SAW X (2023)

Le redoutable John Kramer est de retour dans cet épisode flash-back qui se situe entre les deux premiers opus de la sanglante saga…

SAW X

 

2023 – USA

 

Réalisé par Kevin Greutert

 

Avec Tobin Bell, Shawnee Smith, Synnøve Macody Lund, Steven Brand, Renata Vaca, Joshua Okamoto, Octavio Hinojosa, Paulette Hernandez, Jorge Briseño

 

THEMA TUEURS I SAGA SAW

Jigsaw et Sirale n’ayant pas particulièrement convaincu le public, malgré les efforts de Lionsgate pour faire croire que la saga Saw prenait une nouvelle dimension en sollicitant de nouveaux metteurs en scène (les frères Spierig) et quelques têtes d’affiche (Chris Rock, Samuel L. Jackson), le studio décide de revenir aux bonnes vieilles recettes et de rappeler derrière la caméra le réalisateur de Saw 6 (dont on ne vantera jamais assez la merveilleuse sonorité du titre) et d’un Saw chapitre final au titre aussi mensonger que celui de Vendredi 13 chapitre final. Pour que le retour aux sources soit complet, pourquoi ne pas solliciter l’acteur vedette de la franchise, autrement dit Tobin Bell ? Petit problème : son personnage est mort depuis le troisième épisode. Greutert et ses scénaristes Pete Goldfinger et Josh Stolberg jouent donc la carte de la prequel. Saw X se situe ainsi chronologiquement entre Saw et Saw 2. Pourquoi pas ? Après tout, cette saga ne cesse de bousculer sa propre chronologie en truffant ses épisodes de flash-backs révélateurs. Mais Tobin Bell a désormais 81 ans. Essayer de faire croire aux spectateurs qu’il en a vingt de moins (pour assurer la continuité avec le premier Saw) nécessite de leur part une sacrée suspension d’incrédulité.

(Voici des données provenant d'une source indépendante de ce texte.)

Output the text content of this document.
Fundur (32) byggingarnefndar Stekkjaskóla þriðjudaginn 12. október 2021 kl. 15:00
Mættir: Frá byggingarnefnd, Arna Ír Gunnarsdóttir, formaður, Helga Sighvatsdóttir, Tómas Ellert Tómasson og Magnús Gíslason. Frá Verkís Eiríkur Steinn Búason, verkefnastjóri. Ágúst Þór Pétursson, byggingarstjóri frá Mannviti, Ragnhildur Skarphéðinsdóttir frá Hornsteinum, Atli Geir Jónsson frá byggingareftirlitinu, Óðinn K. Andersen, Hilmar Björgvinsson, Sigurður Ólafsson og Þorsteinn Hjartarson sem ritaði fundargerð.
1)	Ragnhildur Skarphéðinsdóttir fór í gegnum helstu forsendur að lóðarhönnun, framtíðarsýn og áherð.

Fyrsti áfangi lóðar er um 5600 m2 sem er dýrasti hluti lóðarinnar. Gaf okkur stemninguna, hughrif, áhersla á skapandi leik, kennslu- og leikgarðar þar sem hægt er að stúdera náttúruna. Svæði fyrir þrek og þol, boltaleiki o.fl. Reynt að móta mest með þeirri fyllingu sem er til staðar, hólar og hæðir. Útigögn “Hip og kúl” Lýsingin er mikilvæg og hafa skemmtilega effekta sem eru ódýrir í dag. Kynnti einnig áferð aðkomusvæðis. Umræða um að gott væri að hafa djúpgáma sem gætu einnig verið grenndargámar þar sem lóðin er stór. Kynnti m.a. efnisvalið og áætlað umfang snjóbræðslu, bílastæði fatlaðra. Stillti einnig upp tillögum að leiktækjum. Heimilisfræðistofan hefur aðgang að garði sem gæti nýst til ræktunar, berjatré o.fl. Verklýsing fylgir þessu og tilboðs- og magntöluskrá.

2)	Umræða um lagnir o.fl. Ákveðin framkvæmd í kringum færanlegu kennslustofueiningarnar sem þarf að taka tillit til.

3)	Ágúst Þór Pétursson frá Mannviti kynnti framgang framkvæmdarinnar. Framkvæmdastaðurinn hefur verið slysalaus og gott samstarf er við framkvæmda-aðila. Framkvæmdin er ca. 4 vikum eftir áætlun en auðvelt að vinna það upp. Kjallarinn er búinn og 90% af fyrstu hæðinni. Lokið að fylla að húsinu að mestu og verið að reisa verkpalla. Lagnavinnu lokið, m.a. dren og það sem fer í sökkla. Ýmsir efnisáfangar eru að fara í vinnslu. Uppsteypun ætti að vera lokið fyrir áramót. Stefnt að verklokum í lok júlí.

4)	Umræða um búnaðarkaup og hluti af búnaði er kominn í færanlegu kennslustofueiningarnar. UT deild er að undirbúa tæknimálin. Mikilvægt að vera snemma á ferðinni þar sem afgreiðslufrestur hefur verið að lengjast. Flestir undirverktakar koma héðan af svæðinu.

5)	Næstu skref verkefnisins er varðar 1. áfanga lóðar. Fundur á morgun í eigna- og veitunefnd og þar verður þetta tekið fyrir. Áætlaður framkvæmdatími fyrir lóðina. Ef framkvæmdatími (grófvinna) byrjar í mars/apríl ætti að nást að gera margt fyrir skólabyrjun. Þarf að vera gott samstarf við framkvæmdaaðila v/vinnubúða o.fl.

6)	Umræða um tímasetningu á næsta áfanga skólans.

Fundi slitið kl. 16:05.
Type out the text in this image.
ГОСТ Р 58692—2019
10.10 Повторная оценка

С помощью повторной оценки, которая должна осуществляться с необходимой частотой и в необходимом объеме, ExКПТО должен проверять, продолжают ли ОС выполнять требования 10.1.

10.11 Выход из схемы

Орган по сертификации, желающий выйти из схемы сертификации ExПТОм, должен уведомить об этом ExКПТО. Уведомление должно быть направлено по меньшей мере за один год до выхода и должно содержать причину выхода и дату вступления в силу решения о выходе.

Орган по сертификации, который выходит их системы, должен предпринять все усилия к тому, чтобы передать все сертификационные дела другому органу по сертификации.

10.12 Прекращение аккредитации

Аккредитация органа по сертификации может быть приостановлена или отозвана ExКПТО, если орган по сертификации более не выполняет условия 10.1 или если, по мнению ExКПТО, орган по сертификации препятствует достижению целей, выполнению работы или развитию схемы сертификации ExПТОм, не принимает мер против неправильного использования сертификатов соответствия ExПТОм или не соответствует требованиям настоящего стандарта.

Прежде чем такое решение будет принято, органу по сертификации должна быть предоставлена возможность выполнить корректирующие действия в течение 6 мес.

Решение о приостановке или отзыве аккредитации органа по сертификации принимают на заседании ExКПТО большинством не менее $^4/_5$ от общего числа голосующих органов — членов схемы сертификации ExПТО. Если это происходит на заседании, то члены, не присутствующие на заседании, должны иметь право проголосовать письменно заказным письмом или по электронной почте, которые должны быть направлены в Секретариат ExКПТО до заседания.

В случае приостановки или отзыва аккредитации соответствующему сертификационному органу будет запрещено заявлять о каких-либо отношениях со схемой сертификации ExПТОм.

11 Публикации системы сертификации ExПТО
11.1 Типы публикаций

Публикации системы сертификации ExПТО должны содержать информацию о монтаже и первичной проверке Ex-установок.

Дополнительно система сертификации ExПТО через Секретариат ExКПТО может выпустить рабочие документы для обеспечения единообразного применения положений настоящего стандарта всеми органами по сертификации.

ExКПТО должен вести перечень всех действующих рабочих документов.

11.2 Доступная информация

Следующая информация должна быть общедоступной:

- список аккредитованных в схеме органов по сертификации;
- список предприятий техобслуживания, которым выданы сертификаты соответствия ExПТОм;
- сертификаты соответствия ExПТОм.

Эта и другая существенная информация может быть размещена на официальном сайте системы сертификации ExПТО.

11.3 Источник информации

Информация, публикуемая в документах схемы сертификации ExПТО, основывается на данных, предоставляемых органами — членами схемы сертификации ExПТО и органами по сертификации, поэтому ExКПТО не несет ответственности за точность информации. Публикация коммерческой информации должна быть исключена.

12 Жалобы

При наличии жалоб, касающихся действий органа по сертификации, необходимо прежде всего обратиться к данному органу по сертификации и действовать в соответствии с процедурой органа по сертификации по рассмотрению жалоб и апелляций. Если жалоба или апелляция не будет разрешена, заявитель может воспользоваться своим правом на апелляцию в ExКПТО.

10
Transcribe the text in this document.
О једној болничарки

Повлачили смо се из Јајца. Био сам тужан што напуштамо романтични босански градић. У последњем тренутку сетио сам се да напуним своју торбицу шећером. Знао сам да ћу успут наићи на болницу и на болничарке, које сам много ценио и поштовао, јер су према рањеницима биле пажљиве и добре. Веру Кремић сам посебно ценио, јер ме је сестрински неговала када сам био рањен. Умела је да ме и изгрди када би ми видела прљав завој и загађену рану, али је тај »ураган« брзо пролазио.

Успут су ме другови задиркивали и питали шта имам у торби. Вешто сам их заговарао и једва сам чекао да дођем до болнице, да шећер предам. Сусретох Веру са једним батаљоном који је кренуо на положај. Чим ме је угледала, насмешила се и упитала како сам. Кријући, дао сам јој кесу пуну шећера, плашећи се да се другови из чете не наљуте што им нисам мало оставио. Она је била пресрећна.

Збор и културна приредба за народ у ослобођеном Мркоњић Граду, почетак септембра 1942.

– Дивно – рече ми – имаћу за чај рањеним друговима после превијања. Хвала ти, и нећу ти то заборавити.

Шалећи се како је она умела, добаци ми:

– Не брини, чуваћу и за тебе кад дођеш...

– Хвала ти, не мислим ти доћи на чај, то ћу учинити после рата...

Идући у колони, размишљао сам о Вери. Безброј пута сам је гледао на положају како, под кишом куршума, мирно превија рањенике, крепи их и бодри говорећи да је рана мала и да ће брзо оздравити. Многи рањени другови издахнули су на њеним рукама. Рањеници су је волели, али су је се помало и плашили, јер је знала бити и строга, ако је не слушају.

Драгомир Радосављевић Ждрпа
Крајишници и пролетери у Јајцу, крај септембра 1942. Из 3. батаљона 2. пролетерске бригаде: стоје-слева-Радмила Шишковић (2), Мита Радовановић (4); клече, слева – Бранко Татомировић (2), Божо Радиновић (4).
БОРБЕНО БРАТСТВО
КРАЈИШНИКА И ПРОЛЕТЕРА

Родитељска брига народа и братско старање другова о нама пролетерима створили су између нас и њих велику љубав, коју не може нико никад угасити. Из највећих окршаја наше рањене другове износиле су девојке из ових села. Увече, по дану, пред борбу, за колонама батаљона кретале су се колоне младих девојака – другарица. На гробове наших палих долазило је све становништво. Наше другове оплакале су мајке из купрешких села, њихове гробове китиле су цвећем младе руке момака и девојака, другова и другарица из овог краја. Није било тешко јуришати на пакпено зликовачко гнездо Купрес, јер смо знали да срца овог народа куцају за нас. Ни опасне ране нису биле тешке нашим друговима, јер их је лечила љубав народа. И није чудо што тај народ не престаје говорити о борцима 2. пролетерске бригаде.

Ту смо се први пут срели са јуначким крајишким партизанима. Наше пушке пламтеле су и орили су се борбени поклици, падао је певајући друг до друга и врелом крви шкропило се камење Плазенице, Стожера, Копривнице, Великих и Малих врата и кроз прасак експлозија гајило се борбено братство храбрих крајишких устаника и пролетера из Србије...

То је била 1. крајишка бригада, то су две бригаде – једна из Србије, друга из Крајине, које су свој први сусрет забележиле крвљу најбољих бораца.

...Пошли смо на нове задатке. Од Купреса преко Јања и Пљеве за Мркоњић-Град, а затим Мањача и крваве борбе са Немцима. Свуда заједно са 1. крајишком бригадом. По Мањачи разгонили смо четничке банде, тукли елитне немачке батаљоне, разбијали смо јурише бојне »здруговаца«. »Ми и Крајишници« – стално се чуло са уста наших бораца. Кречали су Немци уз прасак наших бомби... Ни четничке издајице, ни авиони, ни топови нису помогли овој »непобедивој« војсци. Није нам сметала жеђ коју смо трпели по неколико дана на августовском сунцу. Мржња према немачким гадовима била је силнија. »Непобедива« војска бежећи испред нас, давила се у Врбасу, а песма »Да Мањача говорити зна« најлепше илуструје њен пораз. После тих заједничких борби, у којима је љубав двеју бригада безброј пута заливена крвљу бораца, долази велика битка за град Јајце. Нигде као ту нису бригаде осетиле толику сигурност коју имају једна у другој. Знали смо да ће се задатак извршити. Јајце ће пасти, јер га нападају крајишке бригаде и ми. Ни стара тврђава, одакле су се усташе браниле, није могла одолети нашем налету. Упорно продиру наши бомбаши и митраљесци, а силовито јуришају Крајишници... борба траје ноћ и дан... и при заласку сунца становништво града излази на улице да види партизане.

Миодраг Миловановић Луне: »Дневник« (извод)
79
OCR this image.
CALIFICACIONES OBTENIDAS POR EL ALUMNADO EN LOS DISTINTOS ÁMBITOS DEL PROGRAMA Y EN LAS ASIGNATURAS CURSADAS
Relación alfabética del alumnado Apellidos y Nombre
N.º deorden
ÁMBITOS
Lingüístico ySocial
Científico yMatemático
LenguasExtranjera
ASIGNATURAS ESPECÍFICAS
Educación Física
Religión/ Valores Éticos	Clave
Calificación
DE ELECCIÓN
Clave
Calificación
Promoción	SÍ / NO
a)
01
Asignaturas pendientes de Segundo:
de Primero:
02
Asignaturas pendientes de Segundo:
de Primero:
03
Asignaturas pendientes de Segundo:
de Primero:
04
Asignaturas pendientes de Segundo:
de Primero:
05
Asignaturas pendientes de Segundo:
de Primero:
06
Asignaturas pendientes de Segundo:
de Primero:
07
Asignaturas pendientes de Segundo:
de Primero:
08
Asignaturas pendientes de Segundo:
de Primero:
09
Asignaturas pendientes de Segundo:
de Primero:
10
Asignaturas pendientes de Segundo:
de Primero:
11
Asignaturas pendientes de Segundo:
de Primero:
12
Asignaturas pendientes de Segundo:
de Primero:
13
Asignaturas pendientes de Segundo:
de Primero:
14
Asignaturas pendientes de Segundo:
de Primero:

Contre toute attente, Saw X démarre tout en douceur, presque à pas feutrés. L’intrigue prend son temps, avance tranquillement, sur un rythme auquel les films précédents ne nous ont pas habitué. C’est plutôt bon signe, témoignage d’une envie manifeste de casser les habitudes. Nous avons certes droit à une scène de piège/torture assez tôt dans le métrage, mais c’est un prétexte quasiment assumé comme tel, une manière de dire au public : « Ne vous inquiétez pas, vous êtes bien dans Saw, soyez patients. » Le scénario s’intéresse à la lutte de John Kramer contre le cancer qui le ronge et à ses maigres espoirs de guérison qui n’entament pas pour autant ses penchants naturels pour une justice expéditive, cruelle et sophistiquée. À une femme médecin qui l’interroge sur ses hobbies, il répond : « J’aide les gens à surmonter leurs obstacles intérieurs, à apporter des changements positifs dans leur vie. » La réplique fait rire au second degré, mais elle reflète bien l’état d’esprit de Kramer, persuadé que ses exactions sanglantes sont bien fondées. Notre homme a un code d’honneur et s’y tient.

« Ce n’est pas un châtiment, c’est un réveil »

Cette entame laisse planer beaucoup d’espoirs, qui s’envolent malheureusement à mi-parcours du film. Car lorsque l’intrigue se met enfin en place, la saga retrouve ses travers, ses raccourcis scénaristiques habituels et ses incohérences qu’il nous faut accepter sans sourciller malgré bon nombre d’énormités. La routine se réinstalle donc, véhiculant un fâcheux effet de déjà vu (depuis vingt ans que dure la saga, la mécanique commence à gripper sérieusement), d’autant que les pièges nous semblent moins inventifs que d’habitude, comme si les scénaristes eux-mêmes n’y croyaient plus, comme si Greutert commençait à se lasser de faire tourner frénétiquement sa caméra autour des victimes hurlante en surchargeant sa bande son de bruitages stridents et de musique agressive. C’est d’autant plus dommage que Tobin Bell campe un Jigsaw plus attachant et plus humain qu’à l’accoutumée, se muant en véritable héros du film, même si ses méthodes n’ont rien perdu de leur mordant. « Ce n’est pas un châtiment, c’est un réveil » dit-il à ses captifs. Pour nous, en revanche, c’est la lassitude qui finit par prendre le pas.